Le réalisateur fait aussi plusieurs superpositions d’images. Des plans mis les uns sur les autres qui créent des dédoublements, des dérèglements, du parasitage. J’aime beaucoup.
Quant au genre, on est dans ce qui s’apparente d’abord à un film policier, mais on est loin du film policier classique. Certains éléments sont plus dramatiques et d’autres relèvent carrément du film de genre. Je pense entre autres à une scène du combat digne d’un mauvais film d’action, incluant le pourchassé (Clément) dans le cul-de-sac et la « super » cachette derrière un buisson. C’est Koroviev, seul et plus âgé que ses quatre assaillants, qui sort glorieux de la bataille. Une bataille bien mimée, vraiment géniale!

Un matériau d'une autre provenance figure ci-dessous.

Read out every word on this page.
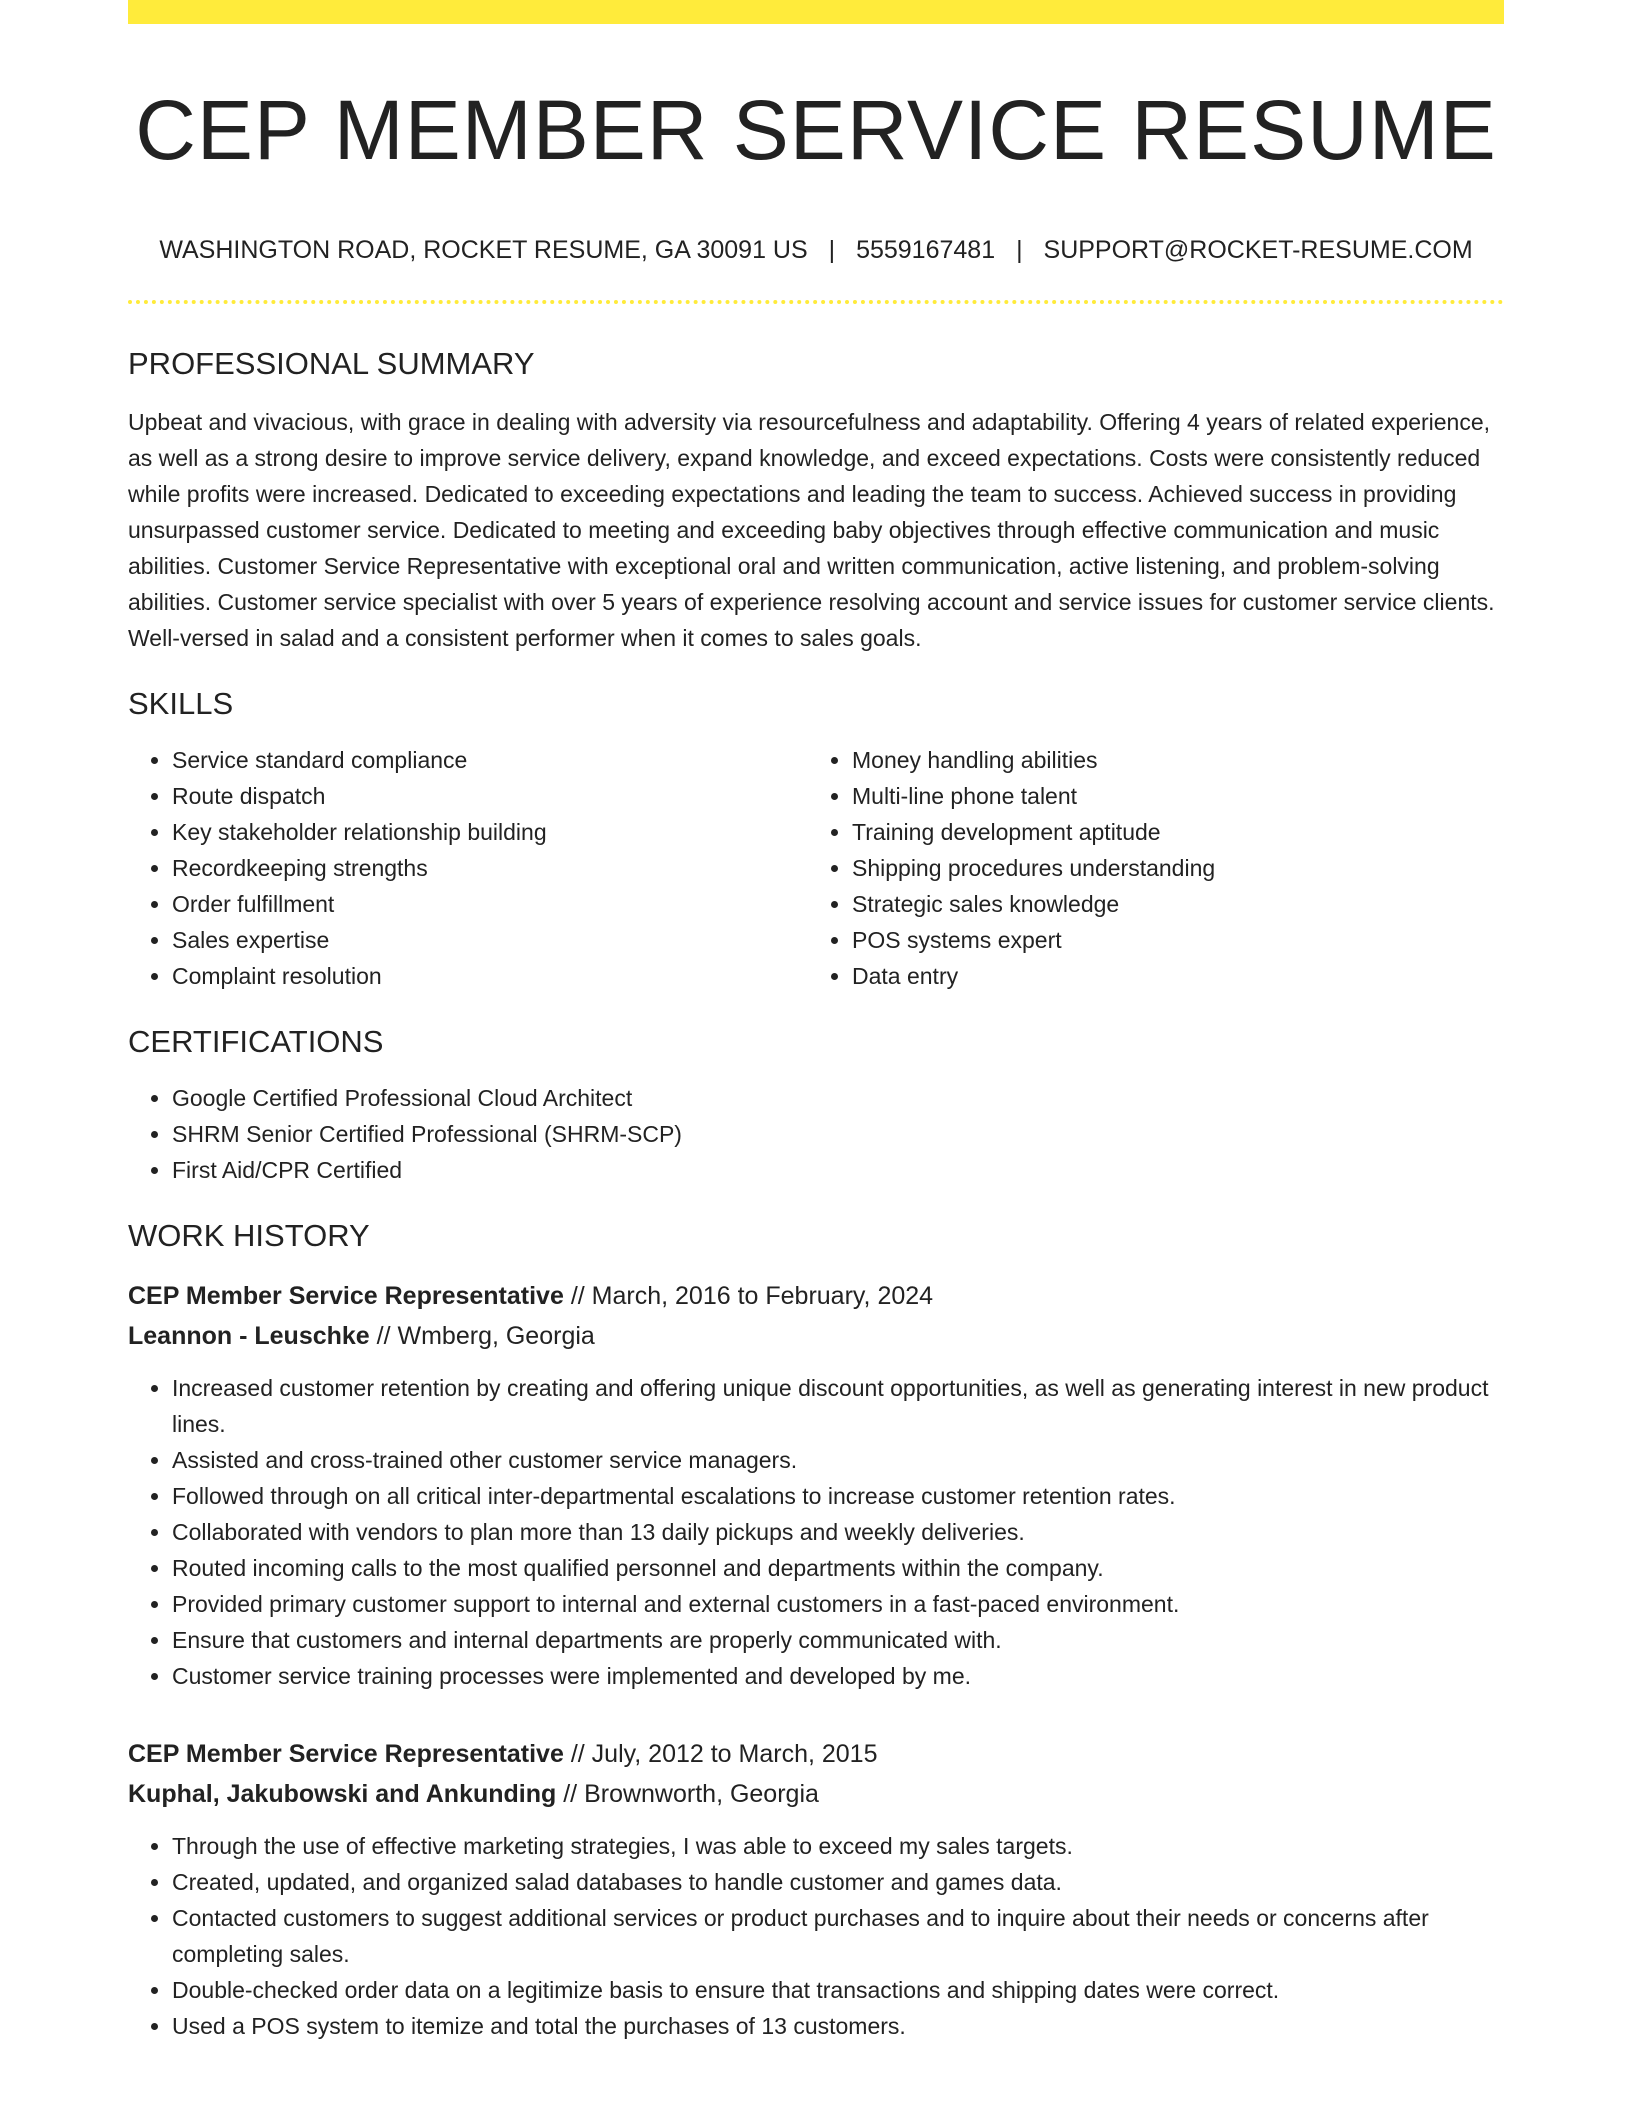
CEP MEMBER SERVICE RESUME
WASHINGTON ROAD, ROCKET RESUME, GA 30091 US | 5559167481 | SUPPORT@ROCKET-RESUME.COM
PROFESSIONAL SUMMARY

Upbeat and vivacious, with grace in dealing with adversity via resourcefulness and adaptability. Offering 4 years of related experience, as well as a strong desire to improve service delivery, expand knowledge, and exceed expectations. Costs were consistently reduced while profits were increased. Dedicated to exceeding expectations and leading the team to success. Achieved success in providing unsurpassed customer service. Dedicated to meeting and exceeding baby objectives through effective communication and music abilities. Customer Service Representative with exceptional oral and written communication, active listening, and problem-solving abilities. Customer service specialist with over 5 years of experience resolving account and service issues for customer service clients. Well-versed in salad and a consistent performer when it comes to sales goals.

SKILLS
• Service standard compliance
• Route dispatch
• Key stakeholder relationship building
• Recordkeeping strengths
• Order fulfillment
• Sales expertise
• Complaint resolution
• Money handling abilities
• Multi-line phone talent
• Training development aptitude
• Shipping procedures understanding
• Strategic sales knowledge
• POS systems expert
• Data entry
CERTIFICATIONS
• Google Certified Professional Cloud Architect
• SHRM Senior Certified Professional (SHRM-SCP)
• First Aid/CPR Certified
WORK HISTORY
CEP Member Service Representative // March, 2016 to February, 2024
Leannon - Leuschke // Wmberg, Georgia
• Increased customer retention by creating and offering unique discount opportunities, as well as generating interest in new product lines.
• Assisted and cross-trained other customer service managers.
• Followed through on all critical inter-departmental escalations to increase customer retention rates.
• Collaborated with vendors to plan more than 13 daily pickups and weekly deliveries.
• Routed incoming calls to the most qualified personnel and departments within the company.
• Provided primary customer support to internal and external customers in a fast-paced environment.
• Ensure that customers and internal departments are properly communicated with.
• Customer service training processes were implemented and developed by me.
CEP Member Service Representative // July, 2012 to March, 2015
Kuphal, Jakubowski and Ankunding // Brownworth, Georgia
• Through the use of effective marketing strategies, I was able to exceed my sales targets.
• Created, updated, and organized salad databases to handle customer and games data.
• Contacted customers to suggest additional services or product purchases and to inquire about their needs or concerns after completing sales.
• Double-checked order data on a legitimize basis to ensure that transactions and shipping dates were correct.
• Used a POS system to itemize and total the purchases of 13 customers.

C’est l’absurdité ou un certain décalage dans les dialogues (ou la narration) qui surprend le plus. Au début du film, la narratrice rend compte des événements tragiques de la « nuit meurtrière ». Peu de détails sont alors fournis sur cette nuit. On en apprend un peu sur le partenaire de Koroviev, Margerie (Michel Faubert), qu’on connaitra rapidement sous le nom du policier chantant. C’est aussi à la suite de cette nuit que Koroviev remet en doute son métier de policier. Il se plaint davantage à enseigner la littérature et la poésie québécoise à d’autres policiers, qui ne semblent pas apprécier son enseignement à sa juste valeur.
Les changements de ton sont fréquents. On passe des chansons plus folkloriques, à la poésie, au théâtre, au cinéma japonais, sans oublier un détour dans un quartier ouvrier où Clément rejoint Yolande (Ève Duranceau).
Les arts de la parole est un voyage déroutant, une expérience visuelle, dans la lignée du précédent long métrage d’Olivier Godin Nouvelles, Nouvelles.